For Allen-Rhoades, the inclusion of children in these trials is what the pediatric oncology community has been advocating for a long time.

Given the fear of including children in clinical trials because of the potential for toxicity that would kill a drug from being developed, Allen-Rhoades says the importance of the larotrectinib trials shows that including children can be done and in fact helped get FDA approval of the drug.

“I think this trial definitely showed that not only did we not hurt the trial, but in this case including children in the trial helped get FDA approval because they comprised 25% of the patients in the trial,” she says.

 

For Allen-Rhoades, these trials represent a new era of clinical trials. “If you have a target in an adult and you have that same target in a child, both should be included in the initial testing of the drug,” she says. “This is a pivotal trial that we’ve been waiting for to show that we can do this and do this in a safe way. “It’s all good stuff.”

References:

1. Drilon A, Laetsch TW, Kummar S, et al. Efficacy of larotrectinib in TRK fusion-positive cancers in adults and children. N Engl J Med. 2018;378(8):731-739. Available at: https://www.ncbi.nlm.nih.gov/pmc/articles/PMC5857389/. Accessed January 3, 2018.

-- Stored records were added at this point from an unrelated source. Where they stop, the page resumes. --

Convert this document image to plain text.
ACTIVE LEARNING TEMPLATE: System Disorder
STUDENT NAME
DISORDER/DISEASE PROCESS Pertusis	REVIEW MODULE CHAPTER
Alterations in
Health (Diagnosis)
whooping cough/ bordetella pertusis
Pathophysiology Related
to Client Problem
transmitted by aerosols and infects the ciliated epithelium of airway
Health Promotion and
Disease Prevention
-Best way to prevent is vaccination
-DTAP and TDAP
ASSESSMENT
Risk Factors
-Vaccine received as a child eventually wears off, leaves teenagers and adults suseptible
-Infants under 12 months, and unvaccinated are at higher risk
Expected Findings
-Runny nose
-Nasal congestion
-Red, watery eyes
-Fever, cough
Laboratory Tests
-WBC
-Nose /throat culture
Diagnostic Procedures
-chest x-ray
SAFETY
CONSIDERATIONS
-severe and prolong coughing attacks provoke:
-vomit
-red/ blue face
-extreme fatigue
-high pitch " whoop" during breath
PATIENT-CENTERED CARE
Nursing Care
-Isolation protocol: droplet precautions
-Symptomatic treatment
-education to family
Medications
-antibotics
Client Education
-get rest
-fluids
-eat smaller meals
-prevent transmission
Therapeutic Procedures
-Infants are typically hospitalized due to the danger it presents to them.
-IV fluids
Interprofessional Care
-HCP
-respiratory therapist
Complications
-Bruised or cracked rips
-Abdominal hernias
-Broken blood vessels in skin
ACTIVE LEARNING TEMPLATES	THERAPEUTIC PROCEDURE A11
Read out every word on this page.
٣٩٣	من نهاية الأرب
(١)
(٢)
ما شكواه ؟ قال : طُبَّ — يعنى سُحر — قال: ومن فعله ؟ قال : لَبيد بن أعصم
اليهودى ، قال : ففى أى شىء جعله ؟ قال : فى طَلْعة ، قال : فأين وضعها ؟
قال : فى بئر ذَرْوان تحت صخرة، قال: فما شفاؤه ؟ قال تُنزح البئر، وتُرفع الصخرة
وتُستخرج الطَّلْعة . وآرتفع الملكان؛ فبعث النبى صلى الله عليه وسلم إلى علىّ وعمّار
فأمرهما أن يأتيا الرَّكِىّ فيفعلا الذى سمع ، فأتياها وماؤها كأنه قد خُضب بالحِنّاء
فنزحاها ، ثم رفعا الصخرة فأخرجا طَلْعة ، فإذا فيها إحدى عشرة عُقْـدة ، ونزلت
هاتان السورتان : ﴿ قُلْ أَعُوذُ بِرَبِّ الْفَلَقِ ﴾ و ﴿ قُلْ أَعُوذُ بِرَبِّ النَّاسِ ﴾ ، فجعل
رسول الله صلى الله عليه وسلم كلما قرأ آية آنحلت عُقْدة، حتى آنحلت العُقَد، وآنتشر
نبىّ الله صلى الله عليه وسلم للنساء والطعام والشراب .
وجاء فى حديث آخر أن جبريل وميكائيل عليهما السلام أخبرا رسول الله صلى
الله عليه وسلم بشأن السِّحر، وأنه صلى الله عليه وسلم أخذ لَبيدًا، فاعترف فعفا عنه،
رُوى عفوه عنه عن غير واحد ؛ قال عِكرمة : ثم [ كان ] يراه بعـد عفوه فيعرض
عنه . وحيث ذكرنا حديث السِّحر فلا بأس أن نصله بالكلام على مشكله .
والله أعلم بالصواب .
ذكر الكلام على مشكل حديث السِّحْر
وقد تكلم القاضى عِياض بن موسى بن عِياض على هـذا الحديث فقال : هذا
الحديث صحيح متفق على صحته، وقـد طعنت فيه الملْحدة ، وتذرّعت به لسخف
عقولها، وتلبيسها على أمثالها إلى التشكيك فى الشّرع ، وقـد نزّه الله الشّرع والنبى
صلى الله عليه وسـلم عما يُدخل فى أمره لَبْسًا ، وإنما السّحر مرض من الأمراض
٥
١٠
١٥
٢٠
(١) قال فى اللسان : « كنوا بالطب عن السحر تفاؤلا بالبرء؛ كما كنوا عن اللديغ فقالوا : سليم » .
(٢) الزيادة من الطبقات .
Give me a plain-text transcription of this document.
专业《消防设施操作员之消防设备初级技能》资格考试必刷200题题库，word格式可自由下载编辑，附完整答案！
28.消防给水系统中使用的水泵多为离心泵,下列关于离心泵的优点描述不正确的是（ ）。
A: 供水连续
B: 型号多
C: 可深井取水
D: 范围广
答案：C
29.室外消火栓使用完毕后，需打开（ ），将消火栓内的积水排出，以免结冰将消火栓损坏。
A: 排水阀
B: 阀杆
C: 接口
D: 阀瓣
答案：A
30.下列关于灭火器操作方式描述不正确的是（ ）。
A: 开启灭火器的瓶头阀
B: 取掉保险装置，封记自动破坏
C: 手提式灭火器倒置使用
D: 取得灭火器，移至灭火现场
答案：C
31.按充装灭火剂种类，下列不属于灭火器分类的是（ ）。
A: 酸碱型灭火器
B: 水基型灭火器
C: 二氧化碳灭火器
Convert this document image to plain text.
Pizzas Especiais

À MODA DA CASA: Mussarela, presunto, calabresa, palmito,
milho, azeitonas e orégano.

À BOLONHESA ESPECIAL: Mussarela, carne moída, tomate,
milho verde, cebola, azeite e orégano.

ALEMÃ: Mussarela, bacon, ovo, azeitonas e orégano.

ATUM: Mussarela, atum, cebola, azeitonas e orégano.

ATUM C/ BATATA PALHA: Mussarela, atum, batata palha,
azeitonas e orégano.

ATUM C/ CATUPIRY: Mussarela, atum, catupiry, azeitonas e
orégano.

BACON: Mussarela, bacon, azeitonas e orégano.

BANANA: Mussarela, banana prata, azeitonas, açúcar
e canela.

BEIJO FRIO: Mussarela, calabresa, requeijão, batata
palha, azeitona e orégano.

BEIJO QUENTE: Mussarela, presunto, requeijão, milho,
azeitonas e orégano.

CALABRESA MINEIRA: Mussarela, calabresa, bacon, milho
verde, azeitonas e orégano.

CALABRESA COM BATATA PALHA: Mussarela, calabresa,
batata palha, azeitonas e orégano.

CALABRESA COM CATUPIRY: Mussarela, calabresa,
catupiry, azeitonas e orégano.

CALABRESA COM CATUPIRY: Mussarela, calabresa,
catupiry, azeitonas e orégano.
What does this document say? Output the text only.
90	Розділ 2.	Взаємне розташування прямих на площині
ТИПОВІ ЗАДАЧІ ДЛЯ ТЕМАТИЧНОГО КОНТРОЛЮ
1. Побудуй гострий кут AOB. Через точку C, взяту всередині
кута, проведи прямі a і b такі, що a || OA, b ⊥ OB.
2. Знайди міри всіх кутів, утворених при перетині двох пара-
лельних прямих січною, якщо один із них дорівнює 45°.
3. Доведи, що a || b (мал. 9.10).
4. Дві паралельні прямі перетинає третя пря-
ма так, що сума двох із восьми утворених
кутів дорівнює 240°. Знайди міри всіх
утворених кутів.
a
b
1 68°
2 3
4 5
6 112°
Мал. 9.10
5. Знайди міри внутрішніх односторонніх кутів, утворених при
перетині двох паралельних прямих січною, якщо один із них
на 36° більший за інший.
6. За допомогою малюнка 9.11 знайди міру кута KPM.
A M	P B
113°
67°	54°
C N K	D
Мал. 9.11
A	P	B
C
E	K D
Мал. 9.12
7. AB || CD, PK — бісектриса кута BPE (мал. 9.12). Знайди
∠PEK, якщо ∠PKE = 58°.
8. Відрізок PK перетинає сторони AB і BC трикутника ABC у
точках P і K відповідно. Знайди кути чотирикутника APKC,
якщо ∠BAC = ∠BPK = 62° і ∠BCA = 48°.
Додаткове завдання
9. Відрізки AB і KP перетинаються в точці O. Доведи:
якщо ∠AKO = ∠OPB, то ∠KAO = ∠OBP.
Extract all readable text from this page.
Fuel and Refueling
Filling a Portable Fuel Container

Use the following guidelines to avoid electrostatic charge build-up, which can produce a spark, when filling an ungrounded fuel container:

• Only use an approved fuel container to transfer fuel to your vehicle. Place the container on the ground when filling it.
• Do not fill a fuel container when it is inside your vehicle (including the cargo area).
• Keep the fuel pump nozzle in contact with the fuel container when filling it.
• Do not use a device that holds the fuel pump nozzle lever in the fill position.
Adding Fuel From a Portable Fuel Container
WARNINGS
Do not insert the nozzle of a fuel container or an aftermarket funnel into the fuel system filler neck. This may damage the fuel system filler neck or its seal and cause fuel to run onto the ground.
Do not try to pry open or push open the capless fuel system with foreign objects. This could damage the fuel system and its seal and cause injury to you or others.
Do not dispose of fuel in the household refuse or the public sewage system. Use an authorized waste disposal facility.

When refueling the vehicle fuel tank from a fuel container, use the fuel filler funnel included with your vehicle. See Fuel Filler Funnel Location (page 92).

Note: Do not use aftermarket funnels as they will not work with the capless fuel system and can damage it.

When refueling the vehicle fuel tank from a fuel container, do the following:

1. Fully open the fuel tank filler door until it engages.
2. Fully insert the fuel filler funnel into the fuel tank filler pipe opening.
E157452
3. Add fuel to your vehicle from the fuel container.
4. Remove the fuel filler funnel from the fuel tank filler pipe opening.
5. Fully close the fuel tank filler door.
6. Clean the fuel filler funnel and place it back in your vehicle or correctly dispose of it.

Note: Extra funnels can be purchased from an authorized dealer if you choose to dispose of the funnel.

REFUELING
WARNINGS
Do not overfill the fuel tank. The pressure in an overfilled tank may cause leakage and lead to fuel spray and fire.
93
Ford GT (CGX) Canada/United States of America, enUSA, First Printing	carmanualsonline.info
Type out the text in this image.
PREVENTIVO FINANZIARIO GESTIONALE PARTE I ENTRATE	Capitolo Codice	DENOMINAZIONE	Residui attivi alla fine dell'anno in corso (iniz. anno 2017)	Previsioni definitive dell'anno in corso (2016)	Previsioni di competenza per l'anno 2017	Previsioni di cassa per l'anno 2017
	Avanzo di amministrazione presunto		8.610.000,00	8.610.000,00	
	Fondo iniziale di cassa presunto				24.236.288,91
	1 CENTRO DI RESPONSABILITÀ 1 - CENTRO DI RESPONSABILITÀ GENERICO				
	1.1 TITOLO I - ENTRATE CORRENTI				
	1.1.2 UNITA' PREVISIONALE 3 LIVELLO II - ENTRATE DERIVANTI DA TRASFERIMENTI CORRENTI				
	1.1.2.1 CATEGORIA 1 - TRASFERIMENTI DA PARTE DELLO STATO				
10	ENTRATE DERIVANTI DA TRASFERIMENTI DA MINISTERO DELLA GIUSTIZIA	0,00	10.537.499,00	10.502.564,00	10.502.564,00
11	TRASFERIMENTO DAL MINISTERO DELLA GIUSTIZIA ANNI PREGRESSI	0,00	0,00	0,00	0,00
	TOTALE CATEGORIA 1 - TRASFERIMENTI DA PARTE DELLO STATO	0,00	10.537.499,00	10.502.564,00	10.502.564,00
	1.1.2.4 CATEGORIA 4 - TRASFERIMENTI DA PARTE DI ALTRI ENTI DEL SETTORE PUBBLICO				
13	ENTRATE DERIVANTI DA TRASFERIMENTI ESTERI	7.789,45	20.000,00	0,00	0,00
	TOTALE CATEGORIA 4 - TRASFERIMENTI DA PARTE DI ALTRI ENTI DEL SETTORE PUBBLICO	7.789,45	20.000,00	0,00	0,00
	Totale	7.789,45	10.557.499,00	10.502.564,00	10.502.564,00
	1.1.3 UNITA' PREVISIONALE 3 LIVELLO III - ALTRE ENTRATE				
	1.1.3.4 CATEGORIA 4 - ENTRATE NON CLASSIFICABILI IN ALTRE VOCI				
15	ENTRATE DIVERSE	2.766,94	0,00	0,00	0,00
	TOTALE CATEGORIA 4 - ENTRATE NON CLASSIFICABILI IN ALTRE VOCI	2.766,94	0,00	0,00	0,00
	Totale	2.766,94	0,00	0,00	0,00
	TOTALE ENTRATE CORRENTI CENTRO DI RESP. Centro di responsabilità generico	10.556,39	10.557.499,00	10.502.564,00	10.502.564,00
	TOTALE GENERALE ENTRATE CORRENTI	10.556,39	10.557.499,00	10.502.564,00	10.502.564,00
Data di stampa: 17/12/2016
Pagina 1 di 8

2. Laetsch TW, DuBois SG, Mascarenhas L, et al. Larotrectinib for paediatric solid tumours harbouring NTRK gene fusions: phase 1 results from a multicenter, open-label, phase 1/2 study. Lancet Oncol. 2018;19(5):705-714. Erratum in: Correction to Lancet Oncol. 2018;19:704-714.

3. Laetsch TW, Hawkins DS. Larotrectinib for the treatment of TRK fusion solid tumors. Expert Rev Anticancer Ther. October 23, 2018:1-10. Epub ahead of print.